As I finished reading, tears came to my eyes. I knew we had the perfect name – Grace. And on her wall, I will frame that verse.
What a mighty God we serve. Can I humbly ask for your prayers as I continue to carry the Grace God has given me? I love you all.
What a beautiful name!
What a beautiful post!
What a beautiful daughter of the King you are!
I will be praying for you and your precious Grace. 🙂 I don’t really have blog reading time right now…but when I saw the title of your post I had to read it…cause He has been speaking to me about grace all over the place!!! So glad I came by!
Blessings, sweet Carol! You are a joy to “know.”
You know I’m praying. 🙂 I will never forget our conversation in the upstairs hallway of the worship center that Wednesday evening. 🙂 GRACE has quite a life ahead of her. I can’t wait to see what God does with her!
Hugs and prayers
Congratulations! A baby is always a blessing from God and He will provide the extra time necessary for HIS writing gift to be displayed in you!
I’m so sorry that I’ve been away for some time. Oh, how I’ve missed your blog. It’s always been an inspiration to me.
I’m just amazed at how the Lord has blessed your family with this little miracle. Precious Grace. I will absolutely pray for you and sweet Grace as you continue to carry her.
Congratulations and many continued blessings!
Well, Carol…we’ll both have a Faith and a Grace! How ’bout that?!
What a glorious life HE’s given you!
God is most definetly Blessing you. Your beautiful gift from the Lord will have the perfect name. I will keep you both in my prayers.
I’m so blessed in your sharing and congratulations to you and your hubby on the blessing that is on the way.
WHATEVER GOD SAYS IT WHAT WILL BE IN OUR LIVES as you can see and that’s a wonderful place for us to be.
I pray that all goes well in all areas as I’m sure it will.
Praise the Lord.
Oh wow!!!!! I will be lifting you and Grace and your whole family up in prayers.
Oh that is beautiful! Before I even finished reading your post, just by reading the verse I knew you were going to name her Grace. I don’t actually know you but I knew by the verse that would be her name 🙂 I am so glad you choose that name, it is such a simple yet powerful name and definitely one I may want to use in some form when I have children. Congratulations!
Yay, yay, yay!!! I can tell by the ultrasound that she is gorgeous already!
So happy for you, and I think the name is just lovely!
Oh Carol, I smile for you as tears come down. I just love you and think you are such a wonderful person. God has truly blessed you. He has blessed you because you are diligent to do the work he has called you to. It makes me think of the verse on your blog header.
I am so glad you shared her name with us. I am so glad I know you. You are a force to be reckoned with and God knows it! That’s why he made you just the way you are!
Love to you and your family, Cheri
Congratulations! What a moving post. I love the picture. I will keep you and Grace in my prayers. God is great!
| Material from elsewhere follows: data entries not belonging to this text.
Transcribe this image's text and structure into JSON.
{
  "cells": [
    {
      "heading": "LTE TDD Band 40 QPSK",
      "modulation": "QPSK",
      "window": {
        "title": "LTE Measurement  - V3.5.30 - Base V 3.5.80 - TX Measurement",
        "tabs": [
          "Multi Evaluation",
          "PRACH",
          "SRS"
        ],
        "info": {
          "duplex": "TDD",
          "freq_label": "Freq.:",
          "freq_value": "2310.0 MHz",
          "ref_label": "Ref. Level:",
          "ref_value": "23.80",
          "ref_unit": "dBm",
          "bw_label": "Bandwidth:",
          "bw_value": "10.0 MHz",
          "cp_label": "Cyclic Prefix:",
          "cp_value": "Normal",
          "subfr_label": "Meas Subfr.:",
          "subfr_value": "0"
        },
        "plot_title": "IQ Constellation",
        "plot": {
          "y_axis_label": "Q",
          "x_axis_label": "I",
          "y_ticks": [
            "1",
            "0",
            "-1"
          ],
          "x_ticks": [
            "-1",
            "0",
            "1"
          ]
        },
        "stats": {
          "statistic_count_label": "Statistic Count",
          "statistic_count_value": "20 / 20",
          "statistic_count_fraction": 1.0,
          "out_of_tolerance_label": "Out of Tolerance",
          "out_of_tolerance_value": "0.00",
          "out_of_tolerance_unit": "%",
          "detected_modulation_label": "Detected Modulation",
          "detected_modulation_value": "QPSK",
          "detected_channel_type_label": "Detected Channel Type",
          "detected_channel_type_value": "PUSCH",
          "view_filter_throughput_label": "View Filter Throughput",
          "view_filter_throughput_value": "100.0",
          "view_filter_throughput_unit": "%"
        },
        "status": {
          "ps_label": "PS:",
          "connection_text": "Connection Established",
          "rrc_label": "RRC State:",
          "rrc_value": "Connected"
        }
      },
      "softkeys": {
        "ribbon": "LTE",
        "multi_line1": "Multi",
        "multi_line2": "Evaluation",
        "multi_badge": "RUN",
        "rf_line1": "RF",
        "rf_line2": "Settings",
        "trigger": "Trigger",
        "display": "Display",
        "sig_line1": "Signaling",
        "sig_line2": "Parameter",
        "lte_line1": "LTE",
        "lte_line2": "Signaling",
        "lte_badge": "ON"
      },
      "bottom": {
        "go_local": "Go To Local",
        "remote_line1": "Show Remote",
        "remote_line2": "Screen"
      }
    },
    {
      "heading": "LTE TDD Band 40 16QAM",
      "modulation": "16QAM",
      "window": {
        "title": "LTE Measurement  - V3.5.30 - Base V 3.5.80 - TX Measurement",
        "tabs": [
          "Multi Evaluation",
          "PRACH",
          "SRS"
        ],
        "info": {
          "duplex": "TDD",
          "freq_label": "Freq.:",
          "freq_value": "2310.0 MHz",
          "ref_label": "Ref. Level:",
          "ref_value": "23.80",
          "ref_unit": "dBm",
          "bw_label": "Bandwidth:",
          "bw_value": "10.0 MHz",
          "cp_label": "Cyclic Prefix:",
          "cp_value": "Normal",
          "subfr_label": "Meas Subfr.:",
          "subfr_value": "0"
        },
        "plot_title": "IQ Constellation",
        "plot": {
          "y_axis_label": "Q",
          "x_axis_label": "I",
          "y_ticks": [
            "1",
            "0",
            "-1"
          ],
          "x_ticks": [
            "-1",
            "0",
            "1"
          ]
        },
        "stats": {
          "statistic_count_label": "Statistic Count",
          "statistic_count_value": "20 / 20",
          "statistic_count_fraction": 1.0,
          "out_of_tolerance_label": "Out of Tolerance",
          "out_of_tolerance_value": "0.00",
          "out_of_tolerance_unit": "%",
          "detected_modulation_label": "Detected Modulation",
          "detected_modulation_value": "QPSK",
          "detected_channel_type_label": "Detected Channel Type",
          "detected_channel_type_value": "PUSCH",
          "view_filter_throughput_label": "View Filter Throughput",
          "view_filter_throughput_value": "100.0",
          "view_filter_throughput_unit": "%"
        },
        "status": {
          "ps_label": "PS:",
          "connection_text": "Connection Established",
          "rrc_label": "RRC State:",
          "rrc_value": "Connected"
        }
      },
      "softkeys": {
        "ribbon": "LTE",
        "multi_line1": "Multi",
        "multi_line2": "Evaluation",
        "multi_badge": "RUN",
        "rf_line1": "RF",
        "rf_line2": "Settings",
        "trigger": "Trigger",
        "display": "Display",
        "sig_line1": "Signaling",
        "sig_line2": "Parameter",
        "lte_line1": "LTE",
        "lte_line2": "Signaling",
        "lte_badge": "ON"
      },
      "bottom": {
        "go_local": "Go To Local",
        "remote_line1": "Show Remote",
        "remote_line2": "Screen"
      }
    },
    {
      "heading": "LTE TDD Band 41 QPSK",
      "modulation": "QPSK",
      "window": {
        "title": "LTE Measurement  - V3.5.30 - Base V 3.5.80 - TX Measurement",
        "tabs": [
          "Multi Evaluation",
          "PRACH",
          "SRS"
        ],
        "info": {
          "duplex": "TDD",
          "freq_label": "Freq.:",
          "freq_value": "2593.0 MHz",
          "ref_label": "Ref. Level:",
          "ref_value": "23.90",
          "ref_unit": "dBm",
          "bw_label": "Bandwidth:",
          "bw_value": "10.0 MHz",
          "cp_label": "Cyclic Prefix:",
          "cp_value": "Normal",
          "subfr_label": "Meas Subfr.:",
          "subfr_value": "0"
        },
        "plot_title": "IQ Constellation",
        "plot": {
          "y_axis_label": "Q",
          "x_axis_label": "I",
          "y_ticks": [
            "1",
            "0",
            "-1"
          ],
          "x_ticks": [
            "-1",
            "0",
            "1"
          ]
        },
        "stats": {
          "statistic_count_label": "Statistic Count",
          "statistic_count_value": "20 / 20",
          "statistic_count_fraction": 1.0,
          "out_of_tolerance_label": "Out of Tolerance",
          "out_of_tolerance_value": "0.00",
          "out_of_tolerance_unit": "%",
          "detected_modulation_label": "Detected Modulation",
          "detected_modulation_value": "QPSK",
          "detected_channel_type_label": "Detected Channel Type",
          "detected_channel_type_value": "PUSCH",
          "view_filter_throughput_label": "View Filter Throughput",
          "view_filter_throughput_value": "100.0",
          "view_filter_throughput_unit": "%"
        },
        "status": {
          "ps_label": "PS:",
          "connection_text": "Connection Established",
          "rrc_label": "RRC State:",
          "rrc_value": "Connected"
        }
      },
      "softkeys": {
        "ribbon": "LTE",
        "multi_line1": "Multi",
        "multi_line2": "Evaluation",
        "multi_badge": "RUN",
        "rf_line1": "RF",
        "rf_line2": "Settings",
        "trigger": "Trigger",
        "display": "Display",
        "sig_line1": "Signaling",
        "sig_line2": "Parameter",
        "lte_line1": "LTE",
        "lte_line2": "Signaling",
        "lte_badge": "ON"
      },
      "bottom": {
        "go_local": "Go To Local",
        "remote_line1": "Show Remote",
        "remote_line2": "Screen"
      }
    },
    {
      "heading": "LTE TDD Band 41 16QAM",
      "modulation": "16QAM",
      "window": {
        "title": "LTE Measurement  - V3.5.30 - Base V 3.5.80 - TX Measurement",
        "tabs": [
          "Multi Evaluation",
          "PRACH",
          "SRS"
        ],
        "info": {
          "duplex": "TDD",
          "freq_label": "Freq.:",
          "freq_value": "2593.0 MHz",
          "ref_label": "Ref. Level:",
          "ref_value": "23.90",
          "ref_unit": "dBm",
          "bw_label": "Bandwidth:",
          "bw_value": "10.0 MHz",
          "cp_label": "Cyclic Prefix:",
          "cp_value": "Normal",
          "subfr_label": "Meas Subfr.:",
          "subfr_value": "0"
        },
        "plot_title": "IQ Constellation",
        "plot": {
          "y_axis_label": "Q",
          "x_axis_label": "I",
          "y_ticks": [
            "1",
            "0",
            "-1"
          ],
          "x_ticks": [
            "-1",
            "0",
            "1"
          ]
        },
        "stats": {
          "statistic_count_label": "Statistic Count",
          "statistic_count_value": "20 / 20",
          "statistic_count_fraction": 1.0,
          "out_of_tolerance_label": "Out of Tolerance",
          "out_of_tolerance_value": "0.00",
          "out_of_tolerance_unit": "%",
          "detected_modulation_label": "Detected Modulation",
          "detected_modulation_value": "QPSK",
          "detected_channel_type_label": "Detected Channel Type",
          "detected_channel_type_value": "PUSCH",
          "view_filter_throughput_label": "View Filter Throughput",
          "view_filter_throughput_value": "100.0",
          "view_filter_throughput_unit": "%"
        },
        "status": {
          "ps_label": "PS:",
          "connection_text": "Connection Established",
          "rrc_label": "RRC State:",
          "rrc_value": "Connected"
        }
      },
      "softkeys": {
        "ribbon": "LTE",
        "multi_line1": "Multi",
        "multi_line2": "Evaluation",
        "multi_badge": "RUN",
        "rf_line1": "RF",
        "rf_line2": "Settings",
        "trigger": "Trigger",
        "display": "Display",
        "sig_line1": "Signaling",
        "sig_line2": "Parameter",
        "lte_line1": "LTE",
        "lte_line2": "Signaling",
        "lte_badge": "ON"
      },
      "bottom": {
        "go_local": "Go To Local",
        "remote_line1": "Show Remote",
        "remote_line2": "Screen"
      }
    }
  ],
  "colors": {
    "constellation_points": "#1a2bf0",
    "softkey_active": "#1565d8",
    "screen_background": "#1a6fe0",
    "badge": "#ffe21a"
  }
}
Your friend in another post said it perfectly. What a beautiful daughter of the King you are! I am always so touched when I turn to your pages. Please be assured that God is using you. I couldn’t do without Him through you some days.
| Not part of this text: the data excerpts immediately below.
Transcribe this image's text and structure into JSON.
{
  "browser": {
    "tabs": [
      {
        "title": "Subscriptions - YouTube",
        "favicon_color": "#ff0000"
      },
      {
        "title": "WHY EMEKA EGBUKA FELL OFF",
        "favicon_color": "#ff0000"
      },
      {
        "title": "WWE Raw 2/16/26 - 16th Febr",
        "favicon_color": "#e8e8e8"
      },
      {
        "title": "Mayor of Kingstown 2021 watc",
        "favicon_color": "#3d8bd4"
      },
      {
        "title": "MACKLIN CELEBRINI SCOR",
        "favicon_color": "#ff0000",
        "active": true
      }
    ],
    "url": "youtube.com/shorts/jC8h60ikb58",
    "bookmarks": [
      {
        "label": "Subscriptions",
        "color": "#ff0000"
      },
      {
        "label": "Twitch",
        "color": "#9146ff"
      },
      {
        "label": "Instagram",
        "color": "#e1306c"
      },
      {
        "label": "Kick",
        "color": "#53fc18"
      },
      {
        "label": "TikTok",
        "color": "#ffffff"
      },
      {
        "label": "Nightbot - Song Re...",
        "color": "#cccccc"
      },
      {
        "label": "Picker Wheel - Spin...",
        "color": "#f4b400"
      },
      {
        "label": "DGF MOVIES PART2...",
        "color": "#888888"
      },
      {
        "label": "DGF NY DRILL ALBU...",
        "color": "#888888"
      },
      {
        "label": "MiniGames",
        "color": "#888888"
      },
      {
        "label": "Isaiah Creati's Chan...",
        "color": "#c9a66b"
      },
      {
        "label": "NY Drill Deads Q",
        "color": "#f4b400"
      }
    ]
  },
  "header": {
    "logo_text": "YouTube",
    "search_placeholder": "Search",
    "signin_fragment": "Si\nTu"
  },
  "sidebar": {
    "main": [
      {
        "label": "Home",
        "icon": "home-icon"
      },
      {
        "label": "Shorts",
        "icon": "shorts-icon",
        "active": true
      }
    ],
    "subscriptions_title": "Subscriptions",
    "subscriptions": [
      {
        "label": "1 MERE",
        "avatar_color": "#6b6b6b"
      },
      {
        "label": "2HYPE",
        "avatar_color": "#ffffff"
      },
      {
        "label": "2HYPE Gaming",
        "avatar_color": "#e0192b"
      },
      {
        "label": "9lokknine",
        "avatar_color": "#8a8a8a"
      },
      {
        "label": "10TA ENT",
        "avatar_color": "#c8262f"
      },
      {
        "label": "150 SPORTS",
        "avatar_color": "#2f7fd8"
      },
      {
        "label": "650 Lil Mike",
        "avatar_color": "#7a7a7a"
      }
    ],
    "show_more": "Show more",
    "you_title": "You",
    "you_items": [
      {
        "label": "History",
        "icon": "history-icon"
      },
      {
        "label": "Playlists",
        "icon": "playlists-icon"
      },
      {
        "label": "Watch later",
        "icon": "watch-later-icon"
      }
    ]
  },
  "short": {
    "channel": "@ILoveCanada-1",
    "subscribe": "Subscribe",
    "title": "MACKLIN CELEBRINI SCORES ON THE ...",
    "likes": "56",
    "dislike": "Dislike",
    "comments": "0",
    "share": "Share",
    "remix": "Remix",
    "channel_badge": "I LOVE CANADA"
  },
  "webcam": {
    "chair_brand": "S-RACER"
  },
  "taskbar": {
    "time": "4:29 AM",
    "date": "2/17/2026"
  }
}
I’m just now getting back to reading blogs (now that school is out) and this is BEAUTIFUL! Love the picture, love what you said, and absolutely CAN’T WAIT to meet little Grace!
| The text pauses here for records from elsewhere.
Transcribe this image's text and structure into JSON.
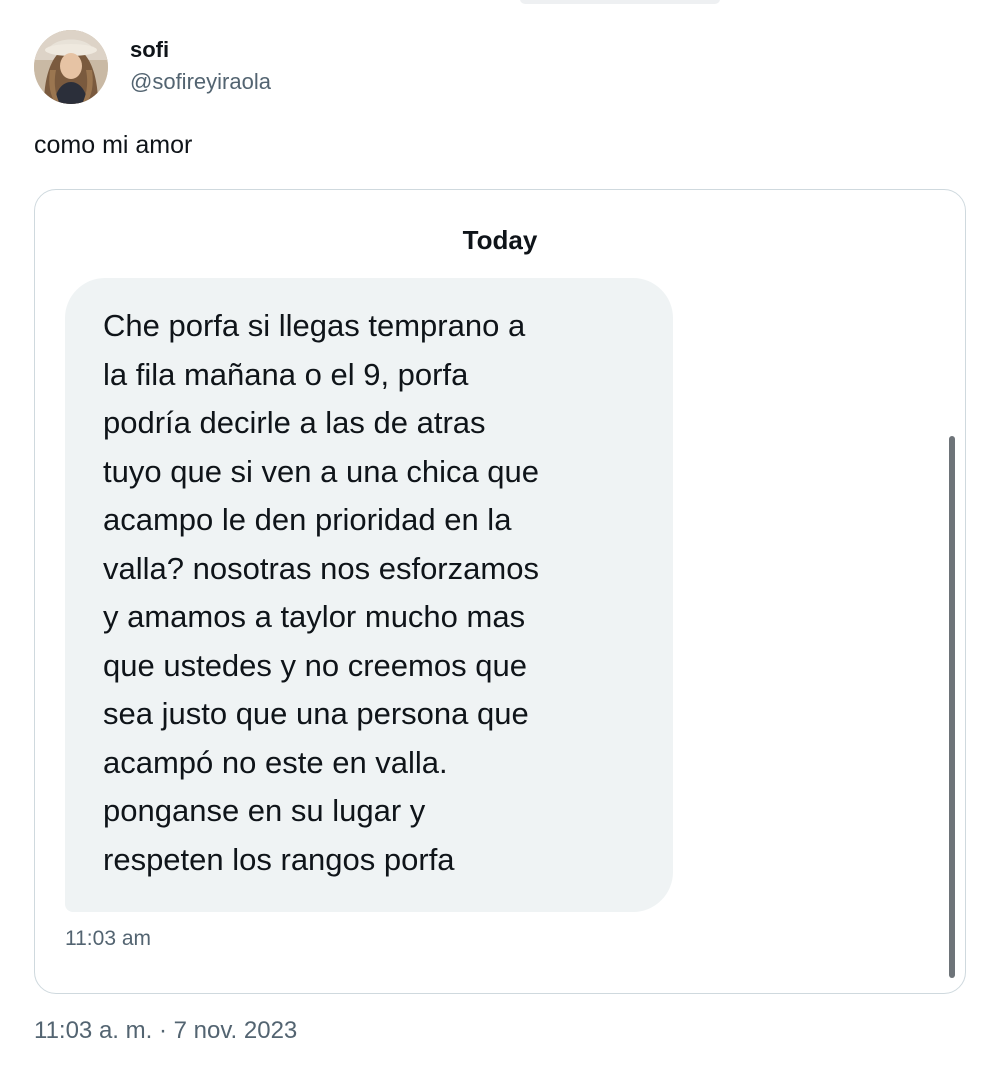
{
  "tweet": {
    "author": {
      "display_name": "sofi",
      "handle": "@sofireyiraola"
    },
    "text": "como mi amor",
    "timestamp": "11:03 a. m. · 7 nov. 2023"
  },
  "dm_screenshot": {
    "day_label": "Today",
    "message": {
      "text": "Che porfa si llegas temprano a\nla fila mañana o el 9, porfa\npodría decirle a las de atras\ntuyo que si ven a una chica que\nacampo le den prioridad en la\nvalla? nosotras nos esforzamos\ny amamos a taylor mucho mas\nque ustedes y no creemos que\nsea justo que una persona que\nacampó no este en valla.\nponganse en su lugar y\nrespeten los rangos porfa",
      "time": "11:03 am"
    }
  },
  "colors": {
    "bubble_background": "#eff3f4",
    "secondary_text": "#536471",
    "primary_text": "#0f1419",
    "card_border": "#cfd9de"
  }
}
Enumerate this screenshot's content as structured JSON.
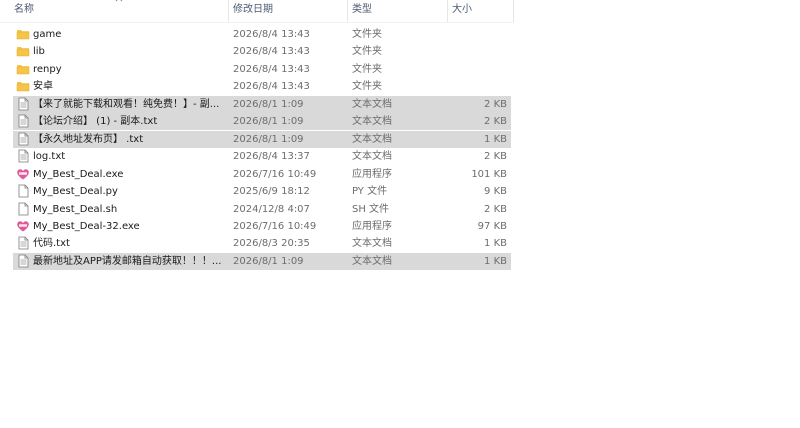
{
  "header": {
    "name_label": "名称",
    "date_label": "修改日期",
    "type_label": "类型",
    "size_label": "大小"
  },
  "files": [
    {
      "name": "game",
      "date": "2026/8/4 13:43",
      "type": "文件夹",
      "size": "",
      "icon": "folder-icon",
      "selected": false
    },
    {
      "name": "lib",
      "date": "2026/8/4 13:43",
      "type": "文件夹",
      "size": "",
      "icon": "folder-icon",
      "selected": false
    },
    {
      "name": "renpy",
      "date": "2026/8/4 13:43",
      "type": "文件夹",
      "size": "",
      "icon": "folder-icon",
      "selected": false
    },
    {
      "name": "安卓",
      "date": "2026/8/4 13:43",
      "type": "文件夹",
      "size": "",
      "icon": "folder-icon",
      "selected": false
    },
    {
      "name": "【来了就能下载和观看！纯免费！】- 副...",
      "date": "2026/8/1 1:09",
      "type": "文本文档",
      "size": "2 KB",
      "icon": "text-file-icon",
      "selected": true
    },
    {
      "name": "【论坛介绍】 (1) - 副本.txt",
      "date": "2026/8/1 1:09",
      "type": "文本文档",
      "size": "2 KB",
      "icon": "text-file-icon",
      "selected": true
    },
    {
      "name": "【永久地址发布页】 .txt",
      "date": "2026/8/1 1:09",
      "type": "文本文档",
      "size": "1 KB",
      "icon": "text-file-icon",
      "selected": true
    },
    {
      "name": "log.txt",
      "date": "2026/8/4 13:37",
      "type": "文本文档",
      "size": "2 KB",
      "icon": "text-file-icon",
      "selected": false
    },
    {
      "name": "My_Best_Deal.exe",
      "date": "2026/7/16 10:49",
      "type": "应用程序",
      "size": "101 KB",
      "icon": "heart-app-icon",
      "selected": false
    },
    {
      "name": "My_Best_Deal.py",
      "date": "2025/6/9 18:12",
      "type": "PY 文件",
      "size": "9 KB",
      "icon": "blank-file-icon",
      "selected": false
    },
    {
      "name": "My_Best_Deal.sh",
      "date": "2024/12/8 4:07",
      "type": "SH 文件",
      "size": "2 KB",
      "icon": "blank-file-icon",
      "selected": false
    },
    {
      "name": "My_Best_Deal-32.exe",
      "date": "2026/7/16 10:49",
      "type": "应用程序",
      "size": "97 KB",
      "icon": "heart-app-icon",
      "selected": false
    },
    {
      "name": "代码.txt",
      "date": "2026/8/3 20:35",
      "type": "文本文档",
      "size": "1 KB",
      "icon": "text-file-icon",
      "selected": false
    },
    {
      "name": "最新地址及APP请发邮箱自动获取！！！...",
      "date": "2026/8/1 1:09",
      "type": "文本文档",
      "size": "1 KB",
      "icon": "text-file-icon",
      "selected": true
    }
  ],
  "colors": {
    "folder": "#f5c54a",
    "folder_dark": "#e6a92a",
    "selection": "#d9d9d9",
    "heart": "#e05a9a"
  }
}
I am so behind in reading! This is just precious. I love the name. I have to say I am a little giddy that it is a girl. :>)
Thank you for directing me to this post! You're heart for the Lord is so wonderful and congratulations on your wonderful blessing, Grace.
I know you must be nervous, thrilled, excited, scared, everything! But God's hand is so clearly in this.
My youngest will start kindergarten in the fall too, and I am planning on taking my writing to the next level during that time, so I relate to your feelings. However, God's plans are not our plans – and his are the best.